Öte yandan, her türlü performansı gerçekleştirebilmek için belirli bir düzeyde uyarılma gereklidir. En yüksek performans, eustress denilen orta uyarılma seviyesine sahip kişiler tarafından elde edilir. Bu seviyenin üzerinde yorgunluk, bitkinlik veya bozulma meydana gelebilir.
İlaçlarınızı burada bulabilirsiniz
➔ Rahatlama ve sinir güçlendirme ilaçlarıHastalıklar ve rahatsızlıklar
Stresörler uyarılma düzeyini artırır. Bazı stres etkenleri pozitif olarak derecelendirilirken, diğer stres etkenleri yalnızca negatif derecelendirmelerle ilişkilendirilir. Negatif stres faktörlerine bağlı kalıcı uyarılma, tıbbi uygulamada sıkıntı olarak adlandırılır ve çeşitli klinik tabloları destekleyebilir. Bir kişinin rahatsız edici, tehdit edici veya bunaltıcı olarak değerlendirdiği tüm uyaranlar olumsuzdur.
Stresin olumsuz bir değerlendirmesi ancak sık sık ortaya çıktıktan ve fiziksel tazminattan vazgeçtikten sonra gerçekleşir. Belirli bir durumda stresle baş edilemeyen stresörler de olumsuz etkilere sahiptir. Örneğin, boşanma, hastalık ve hatta aile üyelerinin ölümü ve kişinin kendi hastalıkları gibi stres faktörlerinde durum budur. Olumsuz uyarılma durumu çözülemezse, hastaya bir başa çıkma stratejisi iletilmelidir.
Bir uyarılma bilgisi, tüm vücutta negatif gerilime neden olduğundan ve stres hormonları adrenalin ve noradrenalin gibi nörotransmiterler veya hormonları serbest bıraktığından, sürekli sıkıntı genellikle organizmada kalıcı olarak bir şeyleri değiştirir. Etkilenen kişinin dikkati düşer. Aynısı, uyarılma eustress seviyesini aştığında otomatik olarak düşen verimlilikleri için de geçerlidir.

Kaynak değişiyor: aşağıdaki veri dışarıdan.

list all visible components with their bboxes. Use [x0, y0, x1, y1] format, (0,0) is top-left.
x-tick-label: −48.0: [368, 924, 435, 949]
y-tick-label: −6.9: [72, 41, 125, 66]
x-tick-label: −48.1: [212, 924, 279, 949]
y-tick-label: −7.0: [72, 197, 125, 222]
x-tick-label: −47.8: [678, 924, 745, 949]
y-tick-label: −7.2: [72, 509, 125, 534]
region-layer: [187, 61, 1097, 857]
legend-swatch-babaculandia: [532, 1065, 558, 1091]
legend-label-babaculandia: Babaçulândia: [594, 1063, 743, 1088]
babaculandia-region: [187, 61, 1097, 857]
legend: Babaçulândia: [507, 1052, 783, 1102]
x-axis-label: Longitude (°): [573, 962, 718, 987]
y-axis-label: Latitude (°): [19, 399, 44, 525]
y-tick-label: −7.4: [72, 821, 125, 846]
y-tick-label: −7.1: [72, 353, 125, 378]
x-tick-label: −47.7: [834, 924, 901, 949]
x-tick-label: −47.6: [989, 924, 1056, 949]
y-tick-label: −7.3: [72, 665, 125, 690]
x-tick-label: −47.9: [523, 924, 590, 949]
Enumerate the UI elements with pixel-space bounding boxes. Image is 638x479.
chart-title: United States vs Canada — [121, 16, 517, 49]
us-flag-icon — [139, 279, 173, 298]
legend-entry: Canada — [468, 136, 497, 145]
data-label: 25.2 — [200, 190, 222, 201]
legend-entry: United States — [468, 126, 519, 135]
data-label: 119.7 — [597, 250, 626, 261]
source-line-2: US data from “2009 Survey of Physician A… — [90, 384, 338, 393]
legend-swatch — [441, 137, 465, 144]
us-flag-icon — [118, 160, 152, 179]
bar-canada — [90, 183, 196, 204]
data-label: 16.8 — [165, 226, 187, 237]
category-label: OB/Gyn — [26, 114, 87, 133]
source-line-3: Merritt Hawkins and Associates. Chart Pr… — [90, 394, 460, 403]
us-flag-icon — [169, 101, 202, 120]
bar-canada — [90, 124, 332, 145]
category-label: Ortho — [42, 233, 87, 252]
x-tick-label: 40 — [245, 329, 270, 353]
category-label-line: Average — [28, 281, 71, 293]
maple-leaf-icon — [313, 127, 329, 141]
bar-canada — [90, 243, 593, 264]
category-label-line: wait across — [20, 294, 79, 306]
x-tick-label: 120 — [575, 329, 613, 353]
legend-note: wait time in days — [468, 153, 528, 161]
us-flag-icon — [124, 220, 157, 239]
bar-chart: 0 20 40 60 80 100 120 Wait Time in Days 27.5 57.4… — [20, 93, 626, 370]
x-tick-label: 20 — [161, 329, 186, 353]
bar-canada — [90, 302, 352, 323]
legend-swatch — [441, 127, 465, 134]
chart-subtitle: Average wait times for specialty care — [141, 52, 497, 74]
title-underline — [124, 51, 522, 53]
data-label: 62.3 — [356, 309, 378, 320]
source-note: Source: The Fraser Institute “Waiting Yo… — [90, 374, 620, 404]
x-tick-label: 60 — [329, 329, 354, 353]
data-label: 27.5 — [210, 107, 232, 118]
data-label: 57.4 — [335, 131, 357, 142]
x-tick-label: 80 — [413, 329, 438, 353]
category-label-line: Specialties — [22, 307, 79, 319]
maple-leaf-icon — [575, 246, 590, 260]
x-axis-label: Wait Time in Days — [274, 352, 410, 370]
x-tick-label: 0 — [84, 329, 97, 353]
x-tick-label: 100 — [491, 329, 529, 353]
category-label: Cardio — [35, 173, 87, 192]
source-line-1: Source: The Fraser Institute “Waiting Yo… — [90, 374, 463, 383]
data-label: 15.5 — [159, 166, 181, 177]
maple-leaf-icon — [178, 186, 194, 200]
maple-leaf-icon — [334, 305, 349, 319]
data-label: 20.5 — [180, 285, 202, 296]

Sıkıntının, uygun başa çıkma stratejileri olmaksızın uzun vadeli etkisi, tükenmişlik sendromu gibi klinik tabloları destekleyebilir. Tükenmişlik sendromu, kalıcı olarak düşük performansla ilişkilendirilen ve dolayısıyla giderek daha büyük bir yorgunluğa yol açan bir duygusal tükenme durumuna karşılık gelir. İdealist coşkunun bir aşamasını çoğu kez, sonunda hayal kırıklığına ve hatta ilgisizliğe yol açan sinir bozucu olaylar izler.
Bir tür depresyon olan tükenmişliğe ek olarak, açıklanan uyarılma türü, bağımlılıklar veya saldırganlık gibi psikosomatik hastalıkları tetikleyebilir.